A differenza dei film primordiali di Hunger Games, qui c’è molta meno azione e meno Giochi. O almeno, meno Giochi nel modo in cui ci siamo abituati a vederli nei film originali: niente arene high-tech, sfilate di tributi, costumi stravaganti o esercitazioni… solo uno stadio abbandonato e 24 ragazzi impauriti e trattati come animali. Ed è proprio questo ciò su cui punta la nuova pellicola, mostrare i Giochi come percepiti dal pubblico prima delle idee rivoluzionarie di Coriolanus Snow: cupi, brutali, crudi e tristi.
Il poco spazio occupato dall’arena lascia ampio margine di manovra a ciò che succede a Capitol City, dove lo spaccato politico mostra una capitale in ricostruzione, sia strutturalmente che emotivamente. È un film visivamente meno spettacolare rispetto alla precedente saga, più stratificato e più macchinosamente politico, in grado di catturare l’attenzione degli ormai cresciuti fan dei capitoli originali.
In questo contesto, emergono le ottime interpretazioni di un cast eccezionale: Tom Blyth, Rachel Zegler, Hunter Schafer, Peter Dinklage, Josh Andrés Rivera, Jason Schwartzman e Viola Davis. Ciascuno con i suoi punti di forza, non si può non lodare l’eccezionale voce di Rachel (che già avevamo scoperto nel remake di West Side Story di Steven Spielberg), la brillante follia perversa di Viola Davis, la dea ex machina che conduce folli esperimenti per continuare a sottomettere con la paura il popolo di Panem, e la frivolezza brutalmente e squisitamente ironica di Jason Schwartzman nei panni del conduttore Lucretious “Lucky” Flickerman.

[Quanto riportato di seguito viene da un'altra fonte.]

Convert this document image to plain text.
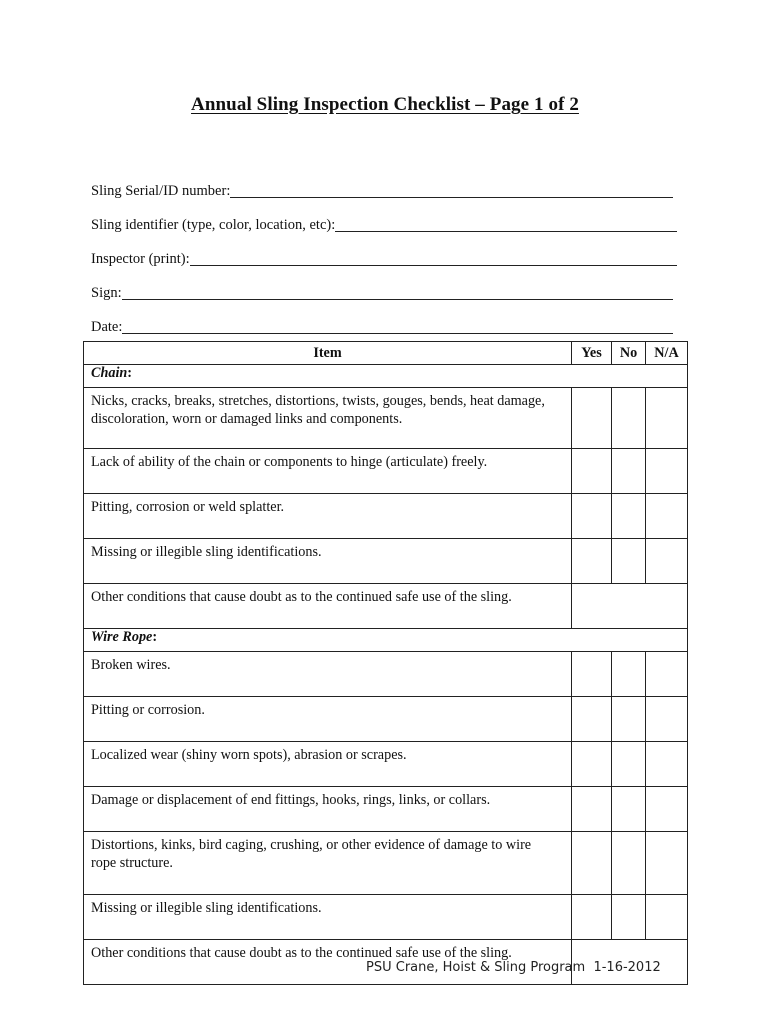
Annual Sling Inspection Checklist – Page 1 of 2
Sling Serial/ID number:
Sling identifier (type, color, location, etc):
Inspector (print):
Sign:
Date:
Item	Yes	No	N/A
Chain:			
Nicks, cracks, breaks, stretches, distortions, twists, gouges, bends, heat damage, discoloration, worn or damaged links and components.			
Lack of ability of the chain or components to hinge (articulate) freely.			
Pitting, corrosion or weld splatter.			
Missing or illegible sling identifications.			
Other conditions that cause doubt as to the continued safe use of the sling.			
Wire Rope:			
Broken wires.			
Pitting or corrosion.			
Localized wear (shiny worn spots), abrasion or scrapes.			
Damage or displacement of end fittings, hooks, rings, links, or collars.			
Distortions, kinks, bird caging, crushing, or other evidence of damage to wire rope structure.			
Missing or illegible sling identifications.			
Other conditions that cause doubt as to the continued safe use of the sling.			
PSU Crane, Hoist & Sling Program  1-16-2012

Ultimo, ma non ultimo, il solo ed unico vero protagonista di questa storia: Tom Blyth. L’attore britannico, con la faccia angelica e i modi da eroe, ma il cuore macchiato da un lato oscuro, svela lentamente nei tre atti la sua indole da esperto manipolatore, la sua brama di potere e il senso di compiuto che prova nello strappare la vita di un altro. È un affascinante bugiardo, pronto a tutto pur di far carriera e perciò pur di difendere la sua tributa, Lucy Grey Baird, per la quale ha perso rapidamente la testa.
Estranea ai meccanismi di potere della capitale, Lucy è uno spirito libero, cresciuto a suon di musica popolare insieme ad un gruppo nomade, i Covey. Sia Zegler che Blyth sono molto bravi nel mettere in scena le stratificazioni del legame tra Lucy e Coryo, amplificato nel terzo atto, dove diventa sempre più difficile capire chi stia usando chi in questo gioco perverso.
Per concludere, Hunger Games: La ballata dell’usignolo e del serpente è certamente un prequel più lento e meno spettacolare rispetto alla saga da cui proviene, ma non per questo meno ammaliante. È un lavoro estremamente rispettoso dell’originale che offre uno spaccato più maturo e intellettuale del macabro mondo degli Hunger Games.
Una storia che aspettavamo e che meritavamo da tempo e che penso di tornare a vedere al cinema almeno un altro paio di volte.